Поступил я в Петербургскую академию. Здесь уже Кронштадт был рядом, под боком. И опять странность: никто почти не ездил к нему, за исключением отдельных студентов или небольших групп их. Не интересовались и профессора. Изредка когда-нибудь услышишь маленькое сообщение из прошлого, как он посещал когда-то свою академию, в которой учился полстолетия назад. Но и тогда не рассказывалось ничего особенного, захватывающего; потому и не зажигалось у нас желание зреть этого всемирно известного пастыря. Да и то нужно сказать, что время наше было уже прохладным – в духовном смысле. Неверующих в нашем курсе я не знал: один лишь сибиряк считался у нас «неверующим»; но и он не смел никогда говорить об этом явно. А если бы и заговорил, то встретил бы от всей массы нашего курса пренебрежение и общее отталкивание от него. Но, с другой стороны, не было и горения религиозного; вероятнее всего– этим объяснялось и наше равнодушие к о.Иоанну.
И я не в первый, а уже во второй год своего студенчества собрался с друзьями-товарищами на богомолье к о.Иоанну.
Был холодный ноябрь, но бесснежный. 25 числа, в день отдания праздника Введения, мы выехали в Кронштадт. Направились там прямо в Дом тудолюбия, созданный о.Иоанном, – о коем мы слышали или читали. Там нас, как студентов академии, приняли с вниманием. Утром нужно было вставать рано, чтобы в 4 часа уже быть в храме. Нас провели в алтарь собора. Андреевский собор вмещал, вероятно, около 5 000 человек. И он уже был полон. В алтаре, кроме нас, было еще несколько человек духовных и несколько светских лиц.
Утреню начал один из помощников о.Иоанна. А скоро, через узкую правую боковую дверь алтаря вошел и Батюшка в меховой шубе – дар почитателей. Отдавши ее на руки одному из сторожей (их было много в соборе, как увидим), он ни на кого не глядя, ни с кем не здороваясь, быстро и решительно подошел к престолу и также быстро пал на колени перед ним. Не помню: перекрестился ли на этот раз?
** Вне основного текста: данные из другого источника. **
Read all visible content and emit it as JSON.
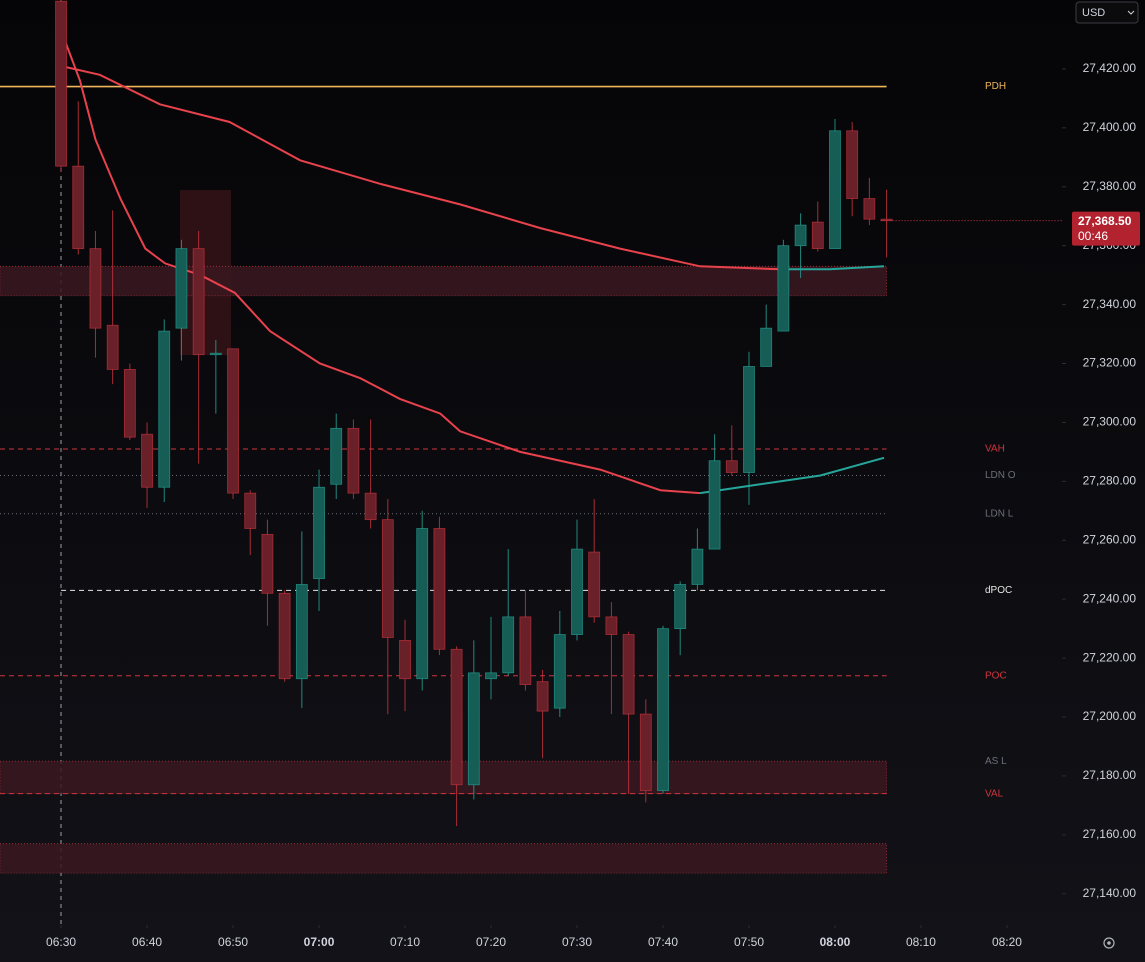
{
  "chart_data": {
    "type": "candlestick",
    "currency": "USD",
    "last_price": {
      "value": 27368.5,
      "label": "27,368.50"
    },
    "countdown": "00:46",
    "up_color": "#26a69a",
    "down_color": "#d0343f",
    "xlim": [
      382.9,
      506.4
    ],
    "ylim": [
      27129.4,
      27443.4
    ],
    "xticks": [
      {
        "value": 390,
        "label": "06:30"
      },
      {
        "value": 400,
        "label": "06:40"
      },
      {
        "value": 410,
        "label": "06:50"
      },
      {
        "value": 420,
        "label": "07:00"
      },
      {
        "value": 430,
        "label": "07:10"
      },
      {
        "value": 440,
        "label": "07:20"
      },
      {
        "value": 450,
        "label": "07:30"
      },
      {
        "value": 460,
        "label": "07:40"
      },
      {
        "value": 470,
        "label": "07:50"
      },
      {
        "value": 480,
        "label": "08:00"
      },
      {
        "value": 490,
        "label": "08:10"
      },
      {
        "value": 500,
        "label": "08:20"
      }
    ],
    "yticks": [
      {
        "value": 27140,
        "label": "27,140.00"
      },
      {
        "value": 27160,
        "label": "27,160.00"
      },
      {
        "value": 27180,
        "label": "27,180.00"
      },
      {
        "value": 27200,
        "label": "27,200.00"
      },
      {
        "value": 27220,
        "label": "27,220.00"
      },
      {
        "value": 27240,
        "label": "27,240.00"
      },
      {
        "value": 27260,
        "label": "27,260.00"
      },
      {
        "value": 27280,
        "label": "27,280.00"
      },
      {
        "value": 27300,
        "label": "27,300.00"
      },
      {
        "value": 27320,
        "label": "27,320.00"
      },
      {
        "value": 27340,
        "label": "27,340.00"
      },
      {
        "value": 27360,
        "label": "27,360.00"
      },
      {
        "value": 27380,
        "label": "27,380.00"
      },
      {
        "value": 27400,
        "label": "27,400.00"
      },
      {
        "value": 27420,
        "label": "27,420.00"
      }
    ],
    "candles": {
      "x": [
        390,
        392,
        394,
        396,
        398,
        400,
        402,
        404,
        406,
        408,
        410,
        412,
        414,
        416,
        418,
        420,
        422,
        424,
        426,
        428,
        430,
        432,
        434,
        436,
        438,
        440,
        442,
        444,
        446,
        448,
        450,
        452,
        454,
        456,
        458,
        460,
        462,
        464,
        466,
        468,
        470,
        472,
        474,
        476,
        478,
        480,
        482,
        484,
        486
      ],
      "open": [
        27443,
        27387,
        27359,
        27333,
        27318,
        27296,
        27278,
        27332,
        27359,
        27323,
        27325,
        27276,
        27262,
        27242,
        27213,
        27247,
        27279,
        27298,
        27276,
        27267,
        27226,
        27213,
        27264,
        27223,
        27177,
        27213,
        27215,
        27234,
        27212,
        27203,
        27228,
        27256,
        27234,
        27228,
        27201,
        27175,
        27230,
        27245,
        27257,
        27287,
        27283,
        27319,
        27331,
        27360,
        27368,
        27359,
        27399,
        27376,
        27369
      ],
      "high": [
        27444,
        27409,
        27365,
        27372,
        27320,
        27300,
        27335,
        27362,
        27365,
        27328,
        27325,
        27277,
        27267,
        27243,
        27263,
        27284,
        27303,
        27301,
        27301,
        27274,
        27233,
        27270,
        27268,
        27224,
        27226,
        27234,
        27257,
        27243,
        27216,
        27236,
        27267,
        27274,
        27239,
        27229,
        27206,
        27231,
        27246,
        27264,
        27296,
        27299,
        27324,
        27340,
        27362,
        27371,
        27375,
        27403,
        27402,
        27383,
        27379
      ],
      "low": [
        27385,
        27357,
        27322,
        27313,
        27294,
        27271,
        27273,
        27321,
        27286,
        27303,
        27274,
        27255,
        27231,
        27212,
        27203,
        27236,
        27274,
        27274,
        27264,
        27201,
        27202,
        27209,
        27221,
        27163,
        27172,
        27206,
        27214,
        27209,
        27186,
        27200,
        27226,
        27232,
        27201,
        27174,
        27171,
        27174,
        27221,
        27243,
        27257,
        27282,
        27272,
        27319,
        27331,
        27349,
        27358,
        27359,
        27370,
        27367,
        27356
      ],
      "close": [
        27387,
        27359,
        27332,
        27318,
        27295,
        27278,
        27331,
        27359,
        27323,
        27323.5,
        27276,
        27264,
        27242,
        27213,
        27245,
        27278,
        27298,
        27276,
        27267,
        27227,
        27213,
        27264,
        27223,
        27177,
        27215,
        27215,
        27234,
        27211,
        27202,
        27228,
        27257,
        27234,
        27228,
        27201,
        27175,
        27230,
        27245,
        27257,
        27287,
        27283,
        27319,
        27332,
        27360,
        27367,
        27359,
        27399,
        27376,
        27369,
        27368.5
      ]
    },
    "lines": [
      {
        "color": "#e8424c",
        "x": [
          390,
          394.5,
          401.5,
          409.6,
          417.8,
          427.1,
          436.4,
          445.7,
          455,
          464.3,
          473.6
        ],
        "values": [
          27421,
          27418,
          27408,
          27402,
          27389,
          27381,
          27374,
          27366,
          27359,
          27353,
          27352
        ]
      },
      {
        "color": "#26a69a",
        "x": [
          473.6,
          479.4,
          485.7
        ],
        "values": [
          27352,
          27352,
          27353
        ]
      },
      {
        "color": "#e8424c",
        "x": [
          390,
          392.2,
          394,
          396.9,
          399.8,
          402.1,
          406.2,
          410.2,
          414.3,
          420.1,
          424.8,
          429.4,
          434.1,
          436.4,
          443.4,
          452.7,
          459.7,
          464.3
        ],
        "values": [
          27433,
          27416,
          27396,
          27376,
          27359,
          27354,
          27350,
          27344,
          27331,
          27320,
          27315,
          27308,
          27303,
          27297,
          27290,
          27284,
          27277,
          27276
        ]
      },
      {
        "color": "#26a69a",
        "x": [
          464.3,
          471.3,
          478.3,
          485.7
        ],
        "values": [
          27276,
          27279,
          27282,
          27288
        ]
      }
    ],
    "zones": [
      {
        "top": 27353,
        "bottom": 27343
      },
      {
        "top": 27185,
        "bottom": 27174
      },
      {
        "top": 27157,
        "bottom": 27147
      }
    ],
    "levels": [
      {
        "label": "PDH",
        "value": 27414,
        "color": "#f0b55a",
        "style": "solid"
      },
      {
        "label": "VAH",
        "value": 27291,
        "color": "#d0343f",
        "style": "dashed"
      },
      {
        "label": "LDN O",
        "value": 27282,
        "color": "#6b6f78",
        "style": "dotted"
      },
      {
        "label": "LDN L",
        "value": 27269,
        "color": "#6b6f78",
        "style": "dotted"
      },
      {
        "label": "dPOC",
        "value": 27243,
        "color": "#e6e6e6",
        "style": "dashed",
        "from": 390
      },
      {
        "label": "POC",
        "value": 27214,
        "color": "#d0343f",
        "style": "dashed"
      },
      {
        "label": "AS L",
        "value": 27185,
        "color": "#6b6f78",
        "style": "none"
      },
      {
        "label": "VAL",
        "value": 27174,
        "color": "#d0343f",
        "style": "dashed"
      }
    ]
  }
}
После я заметил, что он не раз падал ниц, не крестясь – очевидно, так требовала его пламенная душа. Иногда, вместо креста, всплескивал руками; а иногда и крестился. Ясно, что для него форма не имела связывающего значения, – как и должно быть у людей, горящих духом: «Не человек для субботы, а суббота для человека», – говорил Господь. Конечно, это право принадлежит не нам, рядовым и слабым людям, а окрепшим в благодати Божией; поэтому никому нельзя искусственно подражать таким великанам...
После этого Батюшка обратился уже к присутствующим в алтаре; и со всеми нами весьма ласково поздоровался, преподав мирянам благословение.
Потом быстро оторвался от нас и энергично пошел к жертвеннику. Там уже лежала целая стопка телеграмм, полученных за день и за ночь со всех концов Руси. Батюшка не мог их сразу и прочитать здесь. Потому он с тою же горячностью упал перед жертвенником, возложил на все эти телеграммы свои святые руки, припав к ним головою, и начал тайно молиться Всевидящему Господу о даровании милостей просителям... Что потом делалось с этими телеграммами, я лично не знаю – вероятно, секретарствующие лица посылали ответы по адресам, согласно общим указаниям, данным Батюшкою. В особых случаях им самим составлялись тексты для телеграмм. Да ведь, собственно, и не в этих ответах было главное дело, а в той пламенной молитве, которая возносилась им пред жертвенником или в других местах, где захватывали его просьбы...
Между тем утреня продолжала идти своим порядком.
После шестопсалмия, во время великой ектеньи, Батюшка в одной епитрахили быстро вышел на правый клирос. На этот раз ему показалось недостаточно света, и он, подозвав одного из церковных служителей, вынул из кармана какую-то денежную бумажку и вслух сказал: «Света мало! Света!»
Очевидно, полутемнота храма не соответствовала его пламенному духу: Бог – есть Бог светов! Бог славы и блаженства! И потому о.Иоанн послал за свечами...
Подошло время чтения канонов. По Уставу полагается читать два очередных канона дня недели, а сверх того, третий канон – в честь святого, память которого совершалась в этот день. Была среда. А праздновалась, как сейчас помню, память преподобного Алипия Столпника. После я осведомился о житии этого подвижника: он стоял на столпе 53 года; а скончался 118 лет.
Из будничной же службы Октоиха полагается читать в среду первый канон Кресту, а второй– Богородице. Потом уже преп. Алипию. В тот же день, 26 ноября, есть особая служба в честь освящения киевского храма св. Георгия Победоносца и полагается праздник св. Иннокентию Иркутскому; но им службы не совершалось.